9 maanden, p = 0,000
). Sommige eerdere studies aangegeven dat synchroon ovarium metastase is een ongunstige factor gecorreleerd met slechte overleving [31]. In onze studie vonden we geen gastrectomie, maar niet synchrone of metachrone metastase, een onafhankelijke prognostische factor geassocieerd met slechte overleving. Gesuggereerd dat gastrectomie of niet belangrijker is dan de synchrone of metachrone metastase voor prognose. Zelfs in synchrone metastase, patiënten ondergingen zowel gastrectomie en eierstokkanker metastasectomie overleefden langer en kreeg profiteren van chirurgische behandeling bij primaire maagkanker laesie kan ook weggesneden.

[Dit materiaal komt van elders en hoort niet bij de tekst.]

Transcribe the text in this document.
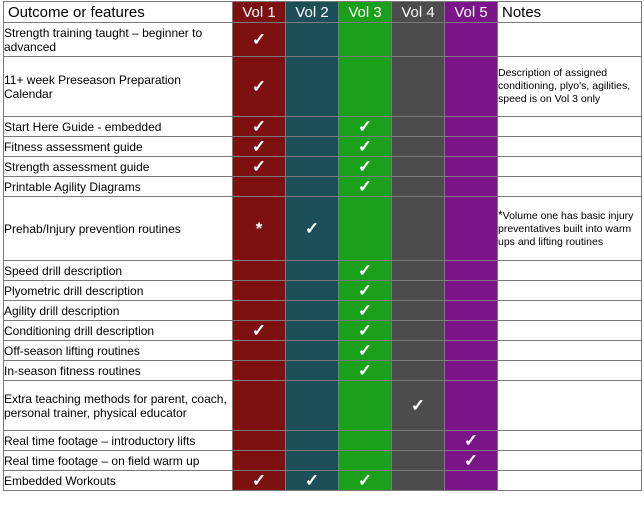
Outcome or features	Vol 1	Vol 2	Vol 3	Vol 4	Vol 5	Notes
Strength training taught – beginner to advanced	✓					
11+ week Preseason Preparation Calendar	✓					Description of assigned conditioning, plyo's, agilities, speed is on Vol 3 only
Start Here Guide - embedded	✓		✓			
Fitness assessment guide	✓		✓			
Strength assessment guide	✓		✓			
Printable Agility Diagrams			✓			
Prehab/Injury prevention routines	*	✓				*Volume one has basic injury preventatives built into warm ups and lifting routines
Speed drill description			✓			
Plyometric drill description			✓			
Agility drill description			✓			
Conditioning drill description	✓		✓			
Off-season lifting routines			✓			
In-season fitness routines			✓			
Extra teaching methods for parent, coach, personal trainer, physical educator				✓		
Real time footage – introductory lifts					✓	
Real time footage – on field warm up					✓	
Embedded Workouts	✓	✓	✓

Terwijl de MOS van de patiënten die niet hadden ondergaan gastrectomie slechts 9 maanden, vergelijkbaar met die van patiënten met gemetastaseerde maagkanker na chemotherapie [26] - [29]. Dus overleving kon worden verbeterd als de oorspronkelijke tumor laesie niet was uitgeroeid, hoewel het ovarium metastase werd gereseceerd. Als gevolg van deze bevinding, hebben we geen voorstander van ovariële metastasectomie als de primaire site niet gehad of kon niet weggesneden
13 maanden, p = 0,008
). Bovendien, gebaseerd op de analyse van de 89 patiënten die de behandeling van eierstok- en metastasectomie gastrectomie ondergingen, vonden we ook dat ascites een onafhankelijke risico factor geassocieerd met slechte overleving (p = 0,003
). De resultaten kwamen overeen met die in Li's studie [31]. Bij maagkanker patiënten kan ascites worden veroorzaakt door een tumor invasie van het buikvlies of ondervoeding en ascites werden meestal geassocieerd met deze verspreiding uitzaaiingen in de buik-bekken holtes. In deze studie uitgesloten we patiënten met lage bloedalbumine om de nutritionele factor gerelateerde ascites te sluiten, zodat in onze studie ascites als indicator van disseminatieve buik-bekken metastase kunnen dienen. Eerdere studies hebben aangetoond dat deze verspreiding buik-bekken metastasen gecorreleerd met een slechte prognose [7] - [9], maar het is geschikter en gemakkelijker echografie of CT /MRI tomografie om ascites te detecteren dan buik-bekken metastasen vooral detecteren bij patiënten met deze verspreiding maar klein uitgezaaide tumor laesies. Dus het was rationeel voor ons om ascites selecteren als de parameter om uitkomst van patiënten voorafgaand aan de eierstokken metastasectomie voorspellen. We hadden geen residuele ziekte of eenzijdige ovariële metastasen vinden als risicofactoren in verband met de overleving, die in andere studies werden voorgesteld [7] - [10]. We speculeerden dat dit kan worden gerelateerd aan de achteraf ontwerp van onze studie en verstorende factoren.